When they sought to reconnect in their mid-twenties, speaking every other day, music was their one common ground. Although they professionally dabbled in varied styles, their personal tastes aligned remarkably well, something discovered through sharing their own songs with each other. “We lived apart for a long time but were still writing the same kinds of songs in the same vein,” says Brendan. “I don’t know what that means for nature versus nurture, but we certainly make a good case study. We spent so much time apart but both have this artistic desire for simplicity.”

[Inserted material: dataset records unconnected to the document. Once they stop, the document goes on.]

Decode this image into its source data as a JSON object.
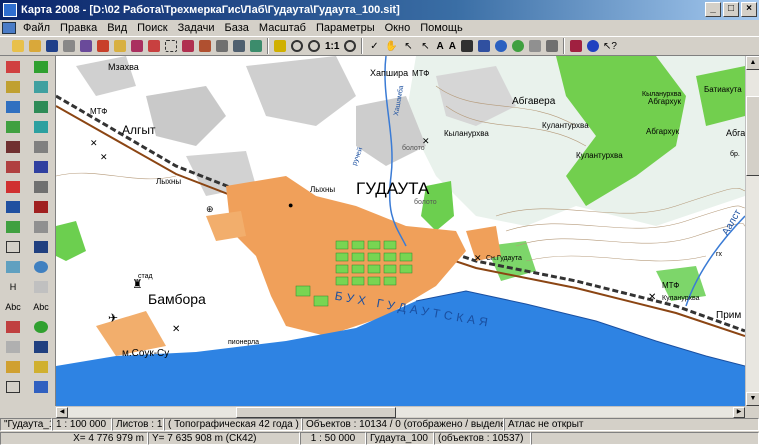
{
  "window": {
    "title": "Карта 2008 - [D:\\02 Работа\\ТрехмеркаГис\\Лаб\\Гудаута\\Гудаута_100.sit]"
  },
  "menu": [
    "Файл",
    "Правка",
    "Вид",
    "Поиск",
    "Задачи",
    "База",
    "Масштаб",
    "Параметры",
    "Окно",
    "Помощь"
  ],
  "toolbar": {
    "scale_button": "1:1",
    "text_tool_1": "A",
    "text_tool_2": "A"
  },
  "lefttools": {
    "text_tool_label": "Abc",
    "text_tool_label_2": "Abc",
    "height_tool_label": "H"
  },
  "map": {
    "labels": {
      "city": "ГУДАУТА",
      "bambora": "Бамбора",
      "algyt": "Алгыт",
      "mzahva": "Мзахва",
      "hapshira": "Хапшира",
      "abgavera": "Абгавера",
      "kulanurhva_1": "Кыланурхва",
      "kulanurhva_2": "Кулантурхва",
      "kulanurhva_3": "Кулантурхва",
      "abgarhuk_1": "Абгархук",
      "abgarhuk_2": "Абгархук",
      "batikuta": "Батиакута",
      "abga": "Абга",
      "bay": "БУХ ГУДАУТСКАЯ",
      "souk_su": "м.Соук-Су",
      "lyhny_1": "Лыхны",
      "lyhny_2": "Лыхны",
      "mtf_1": "МТФ",
      "mtf_2": "МТФ",
      "mtf_3": "МТФ",
      "stad": "стад",
      "pioner": "пионерла",
      "prim": "Прим",
      "aalst": "Аалст",
      "bolota": "болото",
      "bolota_2": "болото",
      "sn_gudauta": "Сн.Гудаута",
      "kulanurhva_low": "Куланурхва",
      "kulanurhva_low2": "Кыланурхва",
      "river_1": "Хашамба",
      "river_2": "ручей",
      "br": "бр.",
      "gh": "гх"
    }
  },
  "status": {
    "map_name": "\"Гудаута_100\"",
    "scale": "1 : 100 000",
    "sheets": "Листов : 1",
    "projection": "( Топографическая 42 года )",
    "objects": "Объектов : 10134 / 0 (отображено / выделено)",
    "atlas": "Атлас не открыт",
    "x_label": "X=",
    "x_value": "4 776 979 m",
    "y_label": "Y=",
    "y_value": "7 635 908 m (СК42)",
    "scale2": "1 : 50 000",
    "layer": "Гудаута_100",
    "layer_objects": "(объектов : 10537)"
  },
  "colors": {
    "sea": "#2e83e3",
    "urban": "#f0a05a",
    "forest": "#6ccf4f",
    "relief": "#a7c8b0",
    "hills": "#c8c8c8"
  }
}
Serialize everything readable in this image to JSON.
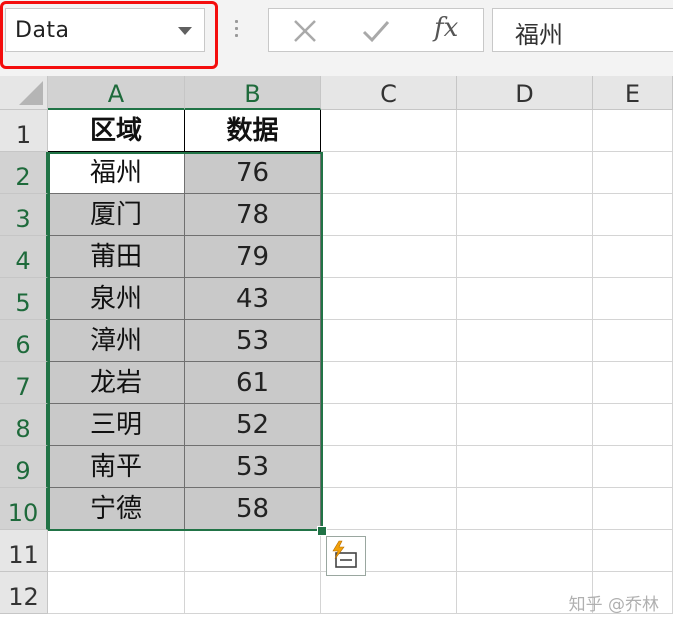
{
  "name_box": {
    "value": "Data"
  },
  "formula_bar": {
    "fx_label": "fx",
    "value": "福州"
  },
  "columns": [
    "A",
    "B",
    "C",
    "D",
    "E"
  ],
  "rows": [
    "1",
    "2",
    "3",
    "4",
    "5",
    "6",
    "7",
    "8",
    "9",
    "10",
    "11",
    "12"
  ],
  "table": {
    "headers": [
      "区域",
      "数据"
    ],
    "rows": [
      [
        "福州",
        "76"
      ],
      [
        "厦门",
        "78"
      ],
      [
        "莆田",
        "79"
      ],
      [
        "泉州",
        "43"
      ],
      [
        "漳州",
        "53"
      ],
      [
        "龙岩",
        "61"
      ],
      [
        "三明",
        "52"
      ],
      [
        "南平",
        "53"
      ],
      [
        "宁德",
        "58"
      ]
    ]
  },
  "watermark": "知乎 @乔林",
  "colors": {
    "selection": "#217346",
    "highlight": "#f40d0d",
    "selected_fill": "#c9c9c9"
  }
}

Almost incidentally, sharing gave way to workshopping as the pair spent hours discussing one another’s compositions. “I’d say, ‘Hey check out this song.’ And he’d say, ‘That’s cool, but why do you have to do this part?’ Then I’d say, ‘Fuck you, man,'” Brendan laughs. “Then I’d call him the next day and say, ‘Alright I changed it, what do you think?'” Without necessarily meaning to, they’d become writing partners.

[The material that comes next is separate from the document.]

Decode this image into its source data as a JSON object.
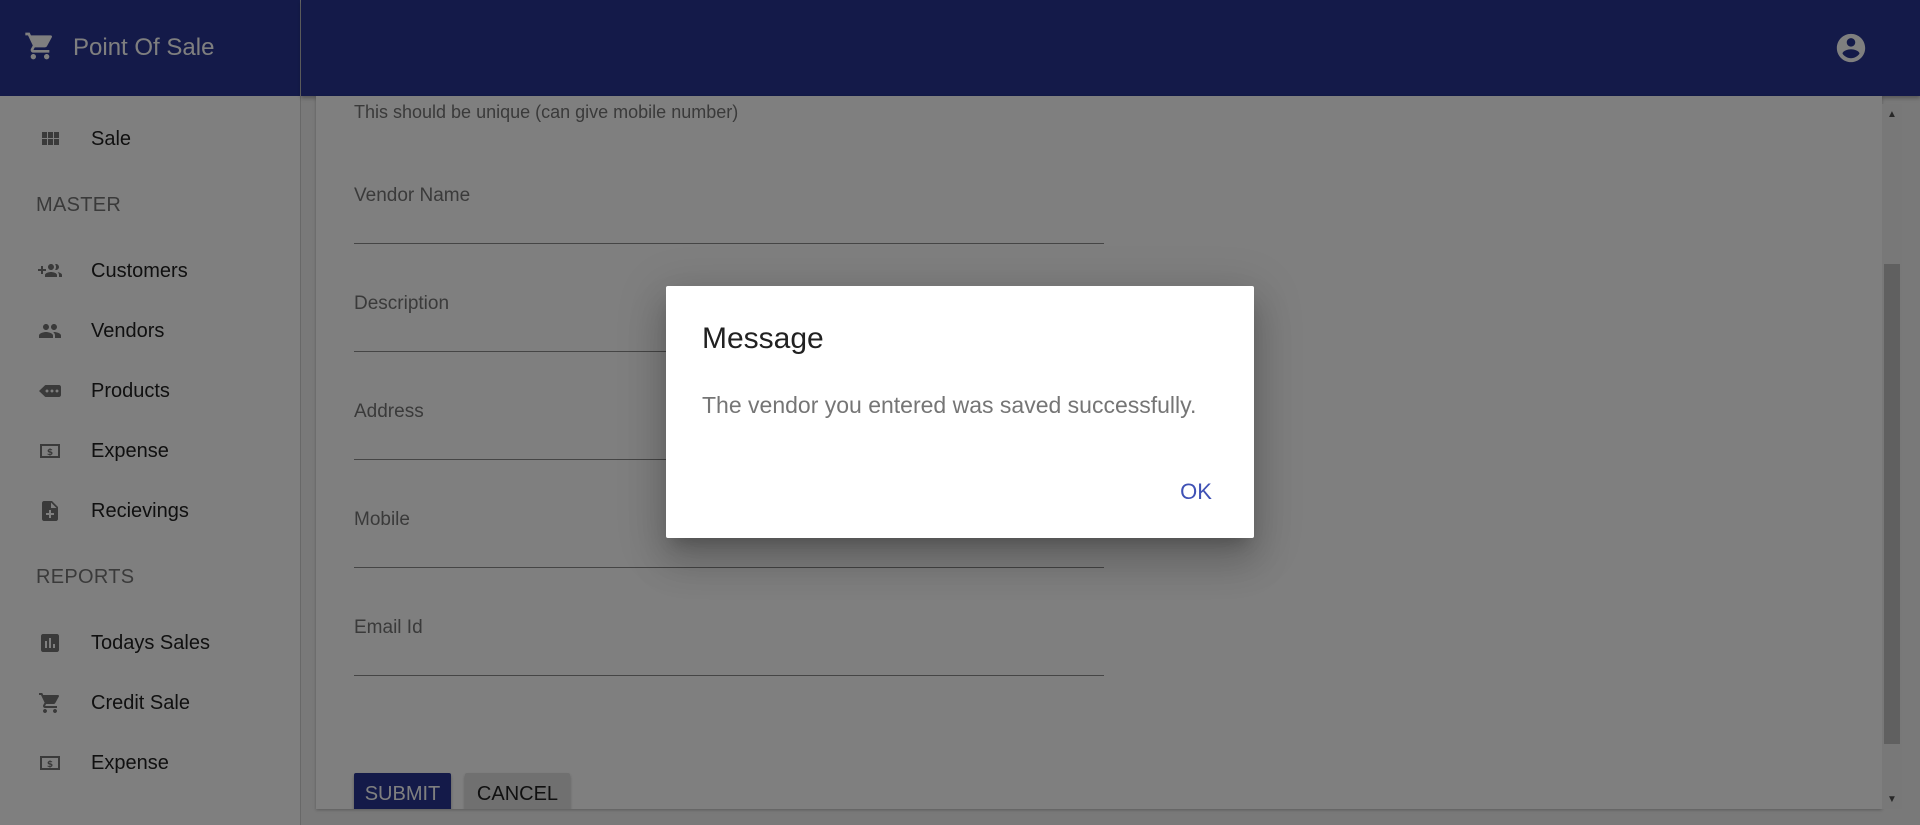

It wasn’t long before they chose to turn the accidental into the intentional. Andrew’s band had broken up and he was tired of New York. It had been more than a decade since the twins had lived in the same place, and with their relationship flourishing again, the timing seemed right to move to Austin. “We both liked each other’s songs,” recalls Andrew plainly. “So we said, ‘Alright, we might as well take advantage of the fact that we look the same and we have this connection.'”
Not that things click perfectly once they shared a city. They bickered over everything; Brendan describes their working relationship as “an identity crisis that never ends.” Thankfully, any sentimentality about their “reunion” was surpassed by devotion to their shared aesthetic and love of the craft. “I think that in our case – maybe with all identical twins – there’s really a connection that can never be diluted or broken, or a level of understanding that I think many people would find difficult to comprehend,” Andrew says of the collaboration. “The only emotion I think both of us feel being in this band and making this music is the joy that we get out of playing music with our friends, which of course include each other.”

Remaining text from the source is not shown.